Balim shrugged. “You would have,” he said. “It doesn’t matter.”

“I was in Angola in ’seventy-two,” Chase said. “Working for one faction or another.”

“Or even two at a time,” Balim suggested.

“It carries coffee,” Chase said. His grayish pocked cheeks grew gaunt when he drew on the cigar. “Current market value, about three million pounds U.K.”

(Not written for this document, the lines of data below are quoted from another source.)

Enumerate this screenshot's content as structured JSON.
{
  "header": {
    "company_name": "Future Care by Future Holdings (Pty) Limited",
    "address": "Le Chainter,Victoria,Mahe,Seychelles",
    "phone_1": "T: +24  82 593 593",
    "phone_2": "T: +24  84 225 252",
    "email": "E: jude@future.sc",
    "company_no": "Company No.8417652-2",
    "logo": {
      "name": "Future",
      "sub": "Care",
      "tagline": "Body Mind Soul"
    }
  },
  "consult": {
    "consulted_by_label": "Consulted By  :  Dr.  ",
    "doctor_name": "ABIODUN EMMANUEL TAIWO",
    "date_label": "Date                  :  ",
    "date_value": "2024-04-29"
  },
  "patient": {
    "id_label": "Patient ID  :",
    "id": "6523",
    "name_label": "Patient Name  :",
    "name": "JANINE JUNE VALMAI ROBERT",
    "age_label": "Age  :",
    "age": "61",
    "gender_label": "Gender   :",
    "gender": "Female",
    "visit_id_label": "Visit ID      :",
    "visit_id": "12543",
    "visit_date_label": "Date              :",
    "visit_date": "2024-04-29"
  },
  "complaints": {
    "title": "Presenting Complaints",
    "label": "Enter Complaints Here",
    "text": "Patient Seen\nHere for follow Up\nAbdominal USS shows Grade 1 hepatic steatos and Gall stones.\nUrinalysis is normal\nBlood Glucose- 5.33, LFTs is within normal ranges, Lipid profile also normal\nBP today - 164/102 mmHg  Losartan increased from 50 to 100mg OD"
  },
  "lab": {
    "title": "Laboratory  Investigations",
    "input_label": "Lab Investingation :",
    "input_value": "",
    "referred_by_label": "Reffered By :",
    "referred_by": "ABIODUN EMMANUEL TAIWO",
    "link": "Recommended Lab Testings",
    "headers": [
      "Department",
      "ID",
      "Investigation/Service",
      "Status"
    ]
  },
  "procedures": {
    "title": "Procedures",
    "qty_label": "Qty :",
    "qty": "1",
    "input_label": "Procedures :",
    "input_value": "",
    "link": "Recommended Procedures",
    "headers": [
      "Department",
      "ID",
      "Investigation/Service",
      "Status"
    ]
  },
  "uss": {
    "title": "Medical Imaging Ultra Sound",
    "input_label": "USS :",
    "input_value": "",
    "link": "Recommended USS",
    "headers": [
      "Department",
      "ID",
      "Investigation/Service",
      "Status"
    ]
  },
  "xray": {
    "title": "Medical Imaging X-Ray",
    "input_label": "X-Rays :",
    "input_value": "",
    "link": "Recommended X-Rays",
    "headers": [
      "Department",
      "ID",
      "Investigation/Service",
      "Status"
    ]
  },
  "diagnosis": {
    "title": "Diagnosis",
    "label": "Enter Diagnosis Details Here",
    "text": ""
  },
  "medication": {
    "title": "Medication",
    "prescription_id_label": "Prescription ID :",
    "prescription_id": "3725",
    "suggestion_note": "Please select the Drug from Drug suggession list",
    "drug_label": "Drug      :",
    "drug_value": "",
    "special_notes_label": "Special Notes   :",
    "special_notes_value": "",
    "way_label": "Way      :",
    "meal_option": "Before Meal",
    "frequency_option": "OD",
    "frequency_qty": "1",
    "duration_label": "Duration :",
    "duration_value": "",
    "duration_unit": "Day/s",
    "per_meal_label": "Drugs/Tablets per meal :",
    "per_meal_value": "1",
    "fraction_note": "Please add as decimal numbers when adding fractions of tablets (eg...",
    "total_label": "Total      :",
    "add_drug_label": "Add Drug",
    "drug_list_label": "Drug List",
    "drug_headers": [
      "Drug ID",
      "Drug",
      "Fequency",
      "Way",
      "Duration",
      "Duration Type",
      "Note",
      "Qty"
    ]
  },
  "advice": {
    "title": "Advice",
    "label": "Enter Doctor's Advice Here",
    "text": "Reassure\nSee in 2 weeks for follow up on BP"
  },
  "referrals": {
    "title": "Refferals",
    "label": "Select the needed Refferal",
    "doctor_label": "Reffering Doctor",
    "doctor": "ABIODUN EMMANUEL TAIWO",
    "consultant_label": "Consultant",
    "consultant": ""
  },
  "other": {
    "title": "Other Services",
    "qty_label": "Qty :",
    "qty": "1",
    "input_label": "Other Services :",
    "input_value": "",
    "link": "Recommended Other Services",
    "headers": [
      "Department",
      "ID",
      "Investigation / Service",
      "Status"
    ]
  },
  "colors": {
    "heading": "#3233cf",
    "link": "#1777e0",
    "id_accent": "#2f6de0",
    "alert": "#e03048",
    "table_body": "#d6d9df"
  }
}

“Six million dollars.” Balim nodded. “A train full of coffee. The border between Uganda and Kenya is closed.”

“Of course.”

“This is Ugandan coffee.”

“There will be an airlift,” Chase told him, “operating out of Entebbe. It’s being laid on by a British-Swiss consortium, selling our coffee to the Brazilians to make up for their shortfall.”

“My knowledge of the world does not extend to South America,” Balim said. “I apologize for that. Why would Brazil have a shortfall in coffee?”

“Frost hit the crop.”

Balim sighed. “God’s diarrhea falls with equal justice everywhere.”

“The train will cross the northern uplands,” Chase told him, “stopping at each plantation to pick up the crop. By the time it reaches Tororo it’ll be full. Then it travels the main line west to Entebbe.”

Balim patted his soft palms against his round knees. His eyes were bright as he looked at Chase. He said, “And somewhere along this line, between Tororo and Entebbe, something happens.”

“The train never reaches Jinja,” Chase said.